WeightedAverageTransformer

class lightautoml.text.weighted_average_transformer.WeightedAverageTransformer(embedding_model, embed_size, weight_type='idf', use_svd=True, alpha=0.001, verbose=False, **kwargs)[source]

Bases: sklearn.base.TransformerMixin

Weighted average of word embeddings.

__init__(embedding_model, embed_size, weight_type='idf', use_svd=True, alpha=0.001, verbose=False, **kwargs)[source]

Calculate sentence embedding as weighted average of word embeddings.

Parameters
  • embedding_model (Dict) – word2vec, fasstext, etc. Should have dict interface {<word>: <embedding>}.

  • embed_size (int) – Size of embedding.

  • weight_type (str) – ‘idf’ for idf weights, ‘sif’ for smoothed inverse frequency weights, ‘1’ for all weights are equal.

  • use_svd (bool) – Substract projection onto first singular vector.
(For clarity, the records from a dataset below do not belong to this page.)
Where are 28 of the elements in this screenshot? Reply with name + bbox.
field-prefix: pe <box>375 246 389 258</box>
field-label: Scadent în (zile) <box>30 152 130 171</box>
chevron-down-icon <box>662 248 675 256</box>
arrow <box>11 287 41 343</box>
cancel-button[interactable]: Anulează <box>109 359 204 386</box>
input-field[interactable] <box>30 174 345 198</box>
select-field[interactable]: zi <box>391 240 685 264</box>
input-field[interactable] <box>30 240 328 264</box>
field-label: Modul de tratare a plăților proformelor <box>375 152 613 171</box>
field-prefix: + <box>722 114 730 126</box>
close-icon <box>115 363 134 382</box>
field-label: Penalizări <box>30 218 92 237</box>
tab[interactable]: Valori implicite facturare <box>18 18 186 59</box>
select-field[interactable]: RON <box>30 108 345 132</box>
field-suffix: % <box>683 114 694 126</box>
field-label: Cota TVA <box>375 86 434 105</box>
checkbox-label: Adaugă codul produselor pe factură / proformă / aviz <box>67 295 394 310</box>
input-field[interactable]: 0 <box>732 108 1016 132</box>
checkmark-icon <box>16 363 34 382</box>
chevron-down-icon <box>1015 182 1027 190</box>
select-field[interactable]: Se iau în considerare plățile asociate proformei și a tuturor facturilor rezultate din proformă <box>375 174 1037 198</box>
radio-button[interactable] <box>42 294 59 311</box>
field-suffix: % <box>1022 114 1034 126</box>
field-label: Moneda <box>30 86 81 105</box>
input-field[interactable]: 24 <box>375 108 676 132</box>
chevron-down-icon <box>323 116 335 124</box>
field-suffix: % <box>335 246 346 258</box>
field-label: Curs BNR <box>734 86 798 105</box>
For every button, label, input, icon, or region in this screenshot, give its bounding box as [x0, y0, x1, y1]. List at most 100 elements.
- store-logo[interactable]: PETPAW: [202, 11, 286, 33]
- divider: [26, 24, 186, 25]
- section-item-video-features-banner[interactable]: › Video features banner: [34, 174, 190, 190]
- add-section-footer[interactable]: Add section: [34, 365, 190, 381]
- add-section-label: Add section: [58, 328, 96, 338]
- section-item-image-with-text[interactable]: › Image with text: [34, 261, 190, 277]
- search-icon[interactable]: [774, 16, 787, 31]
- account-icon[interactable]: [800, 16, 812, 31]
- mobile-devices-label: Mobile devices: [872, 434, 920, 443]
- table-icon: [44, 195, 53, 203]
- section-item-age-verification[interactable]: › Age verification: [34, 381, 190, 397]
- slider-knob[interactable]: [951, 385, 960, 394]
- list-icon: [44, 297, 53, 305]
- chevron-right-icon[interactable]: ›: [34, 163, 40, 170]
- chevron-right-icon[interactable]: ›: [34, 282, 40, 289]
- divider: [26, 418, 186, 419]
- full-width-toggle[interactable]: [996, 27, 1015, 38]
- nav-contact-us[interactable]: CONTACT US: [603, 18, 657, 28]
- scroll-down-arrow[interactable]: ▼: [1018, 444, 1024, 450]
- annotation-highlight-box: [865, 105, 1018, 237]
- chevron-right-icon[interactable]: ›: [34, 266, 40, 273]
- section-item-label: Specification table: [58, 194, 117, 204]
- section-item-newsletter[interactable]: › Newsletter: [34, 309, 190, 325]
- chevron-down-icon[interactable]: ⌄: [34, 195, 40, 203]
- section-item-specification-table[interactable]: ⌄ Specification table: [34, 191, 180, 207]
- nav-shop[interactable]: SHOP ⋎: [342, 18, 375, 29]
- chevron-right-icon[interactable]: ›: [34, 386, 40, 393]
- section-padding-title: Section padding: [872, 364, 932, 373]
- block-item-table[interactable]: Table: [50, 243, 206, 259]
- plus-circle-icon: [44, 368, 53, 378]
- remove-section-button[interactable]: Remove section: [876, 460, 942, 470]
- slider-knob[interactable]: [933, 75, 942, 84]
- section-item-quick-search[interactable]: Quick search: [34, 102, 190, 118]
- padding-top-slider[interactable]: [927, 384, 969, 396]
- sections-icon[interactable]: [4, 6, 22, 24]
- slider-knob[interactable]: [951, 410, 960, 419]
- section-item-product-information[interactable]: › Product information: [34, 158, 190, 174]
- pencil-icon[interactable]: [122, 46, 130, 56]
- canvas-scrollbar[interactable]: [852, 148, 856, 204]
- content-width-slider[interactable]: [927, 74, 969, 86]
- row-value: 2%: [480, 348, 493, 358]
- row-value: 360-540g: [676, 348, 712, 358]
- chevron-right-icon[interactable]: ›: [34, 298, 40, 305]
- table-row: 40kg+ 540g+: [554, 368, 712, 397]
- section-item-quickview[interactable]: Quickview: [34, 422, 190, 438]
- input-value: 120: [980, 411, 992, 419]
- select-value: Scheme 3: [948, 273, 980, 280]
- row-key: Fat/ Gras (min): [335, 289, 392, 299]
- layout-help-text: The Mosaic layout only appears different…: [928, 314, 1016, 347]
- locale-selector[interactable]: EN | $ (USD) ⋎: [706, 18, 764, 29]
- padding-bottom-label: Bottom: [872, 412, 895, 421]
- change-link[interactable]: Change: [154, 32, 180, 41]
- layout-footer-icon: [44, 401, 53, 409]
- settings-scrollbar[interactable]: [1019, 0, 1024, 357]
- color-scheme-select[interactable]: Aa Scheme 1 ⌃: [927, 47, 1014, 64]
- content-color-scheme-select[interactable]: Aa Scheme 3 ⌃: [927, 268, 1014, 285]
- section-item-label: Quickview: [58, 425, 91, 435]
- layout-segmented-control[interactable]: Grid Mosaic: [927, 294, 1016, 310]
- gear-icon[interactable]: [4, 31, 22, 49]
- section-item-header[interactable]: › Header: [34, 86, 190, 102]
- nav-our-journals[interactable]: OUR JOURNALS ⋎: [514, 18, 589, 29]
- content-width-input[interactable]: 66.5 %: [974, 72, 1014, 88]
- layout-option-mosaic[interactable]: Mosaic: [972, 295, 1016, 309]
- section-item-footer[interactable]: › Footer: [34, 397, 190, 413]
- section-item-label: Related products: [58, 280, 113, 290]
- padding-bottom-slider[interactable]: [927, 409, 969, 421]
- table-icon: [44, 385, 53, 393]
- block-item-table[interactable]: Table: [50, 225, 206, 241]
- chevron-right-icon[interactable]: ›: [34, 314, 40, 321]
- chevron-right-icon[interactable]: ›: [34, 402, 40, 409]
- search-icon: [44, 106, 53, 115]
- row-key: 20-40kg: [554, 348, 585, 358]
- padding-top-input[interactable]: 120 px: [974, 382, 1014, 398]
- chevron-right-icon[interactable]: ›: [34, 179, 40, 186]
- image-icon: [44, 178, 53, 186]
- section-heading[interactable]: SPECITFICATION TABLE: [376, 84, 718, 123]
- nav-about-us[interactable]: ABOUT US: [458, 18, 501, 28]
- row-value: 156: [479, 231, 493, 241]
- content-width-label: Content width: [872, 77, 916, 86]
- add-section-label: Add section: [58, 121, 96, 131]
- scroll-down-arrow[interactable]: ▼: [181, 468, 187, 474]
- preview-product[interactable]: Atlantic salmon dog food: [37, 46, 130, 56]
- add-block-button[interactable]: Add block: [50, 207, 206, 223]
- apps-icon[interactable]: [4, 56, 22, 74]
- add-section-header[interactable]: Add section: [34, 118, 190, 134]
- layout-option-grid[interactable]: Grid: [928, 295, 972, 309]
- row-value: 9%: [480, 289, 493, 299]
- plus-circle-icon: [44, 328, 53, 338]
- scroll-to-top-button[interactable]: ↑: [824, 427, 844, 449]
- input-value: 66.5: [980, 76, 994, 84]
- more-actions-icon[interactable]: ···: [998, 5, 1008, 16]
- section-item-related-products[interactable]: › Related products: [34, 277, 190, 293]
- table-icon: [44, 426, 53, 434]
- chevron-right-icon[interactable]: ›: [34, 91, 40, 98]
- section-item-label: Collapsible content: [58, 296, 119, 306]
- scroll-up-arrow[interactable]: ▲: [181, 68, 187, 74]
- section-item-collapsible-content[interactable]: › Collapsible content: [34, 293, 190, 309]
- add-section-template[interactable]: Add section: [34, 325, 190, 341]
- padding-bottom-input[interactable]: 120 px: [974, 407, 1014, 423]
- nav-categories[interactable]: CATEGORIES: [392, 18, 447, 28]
  • alpha (int) – Param for sif weights.

  • verbose (bool) – Add prints.

  • **kwargs – Unused arguments.

get_name()[source]

Module name.

Return type

str

Returns

string with module name.

get_out_shape()[source]

Output shape.

Return type

int

Returns

Int with module output shape.

reset_statistic()[source]

Reset module statistics.

get_statistic()[source]

Get module statistics.